Avec l'arrivée du printemps, les jardiniers parmi nous se réveillent et pensent tout doucement à mettre les mains dans la terre du potager, à semer et à planter. Les voilà donc, le nez plongé dans les catalogues de semences, en train de choisir les tomates, courges, bettes et concombres qui délecteront leurs papilles.

Parlons de ces semences. En quelques décennies, elles sont devenues une marchandise, vendue avec des restrictions nombreuses, au lieu d'être une ressource commune et libre d'accès. Difficile aujourd'hui, pour les paysans de ce monde, de préserver leur autonomie pour la production de leurs semences, d'enrichir ce patrimoine de l'humanité et de sauvegarder la diversité des variétés cultivées. Mais de plus en plus de citoyens s'engagent pour que les semences restent libres !

 

Hybrides F1

Les semences qu'on trouve dans le commerce aujourd'hui sont toutes des hybrides F1 (ce qui ne veut dire rien d'autre que « fécondation 1 » ou « fratrie 1 », ou encore « génération 1 »).
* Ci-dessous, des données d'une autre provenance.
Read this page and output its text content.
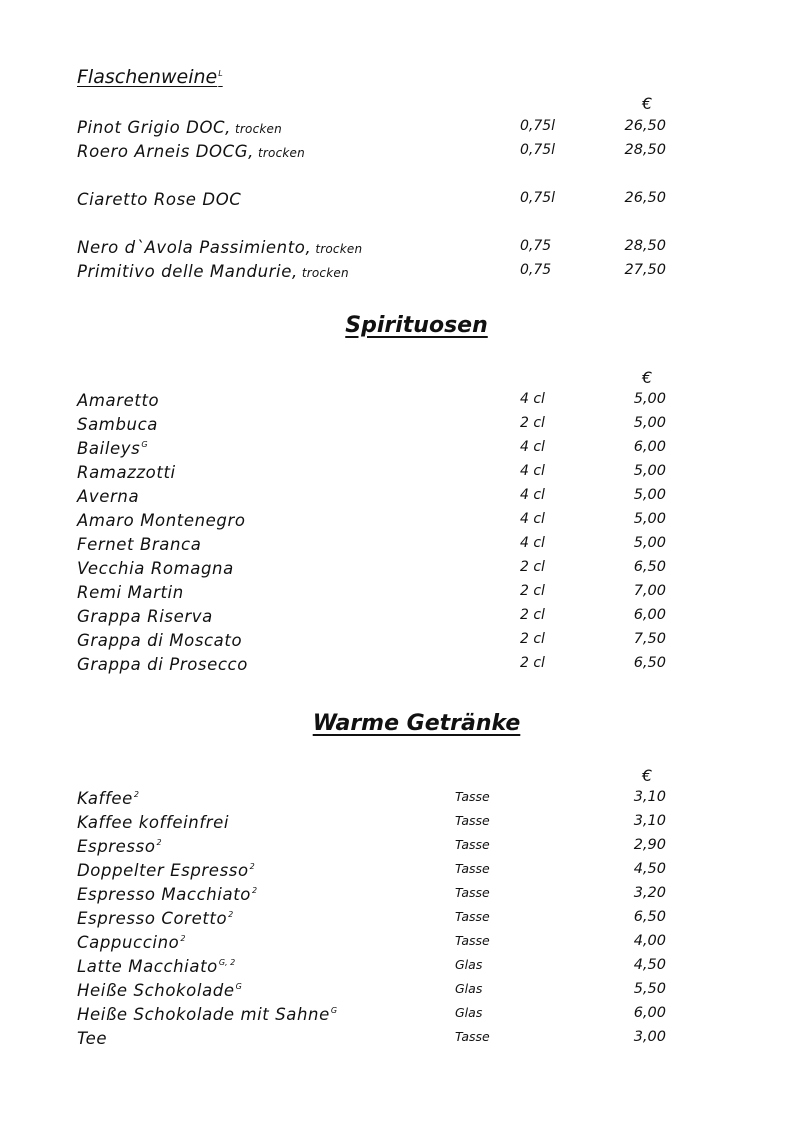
Flaschenweine$^L$
€
Pinot Grigio DOC, trocken	0,75l	26,50
Roero Arneis DOCG, trocken	0,75l	28,50
Ciaretto Rose DOC	0,75l	26,50
Nero d`Avola Passimiento, trocken	0,75	28,50
Primitivo delle Mandurie, trocken	0,75	27,50
Spirituosen
€
Amaretto	4 cl	5,00
Sambuca	2 cl	5,00
Baileys$^G$	4 cl	6,00
Ramazzotti	4 cl	5,00
Averna	4 cl	5,00
Amaro Montenegro	4 cl	5,00
Fernet Branca	4 cl	5,00
Vecchia Romagna	2 cl	6,50
Remi Martin	2 cl	7,00
Grappa Riserva	2 cl	6,00
Grappa di Moscato	2 cl	7,50
Grappa di Prosecco	2 cl	6,50
Warme Getränke
€
Kaffee$^2$	Tasse	3,10
Kaffee koffeinfrei	Tasse	3,10
Espresso$^2$	Tasse	2,90
Doppelter Espresso$^2$	Tasse	4,50
Espresso Macchiato$^2$	Tasse	3,20
Espresso Coretto$^2$	Tasse	6,50
Cappuccino$^2$	Tasse	4,00
Latte Macchiato$^{G, 2}$	Glas	4,50
Heiße Schokolade$^G$	Glas	5,50
Heiße Schokolade mit Sahne$^G$	Glas	6,00
Tee	Tasse	3,00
Ces semences sont issues d'une sélection poussée qui a donné des plantes parentales avec un patrimoine génétique très pur et stable. Pas de surprises pour le jardinier ou maraîcher : les semences de plantes à fleurs bleues donneront des plantes à fleurs bleues, les carottes auront exactement les caractéristiques annoncées. La sélection a donc en quelque sorte « bloqué » la variation qui peut apparaître dans la nature.

En achetant des semences hybrides F1, nous n'achetons donc pas un chat dans un sac. Si tout va bien côté météo, nous verrons pousser de belles plantes bien vigoureuses avec des caractéristiques prévisibles et un bon rendement. Ce sont toutes des qualités propres à cette première génération.

De la chimie dans nos assiettes

Malgré ces qualités, les fruits et légumes hybrides F1 ont aussi plusieurs désavantages. Premièrement, les variétés conçues en laboratoire sont testées dans des conditions standardisées et contrôlées. Des conditions bien différentes parfois de leur application sur le terrain, c'est-à-dire, dans des climats et des sols qui, eux, sont très variables !

Deuxièmement, ces plantes produiront, oui, mais en général pas sans coup de pouce chimique ! Leur vigueur n'est pas un gage de résistance aux maladies et sans « intrants », donc sans engrais chimiques et pesticides, elles s'avèrent souvent moins productives ou résistantes aux maladies. Pour le jardinier amateur comme pour le professionnel, la tentation sera grande d'arroser champs et potager de pesticides, fongicides et autres produits chimiques pour préserver la culture. D'ailleurs, bien des semences sont déjà traitées lors de leur collecte pour les protéger pendant la conservation.

Quelle productivité ?

Cela pose un autre problème : non seulement, tous ces intrants font payer un lourd tribut à l'environnement et à la santé humaine mais ils ont également un coût pour l'agriculteur, ce qui influence la rentabilité finale de la culture.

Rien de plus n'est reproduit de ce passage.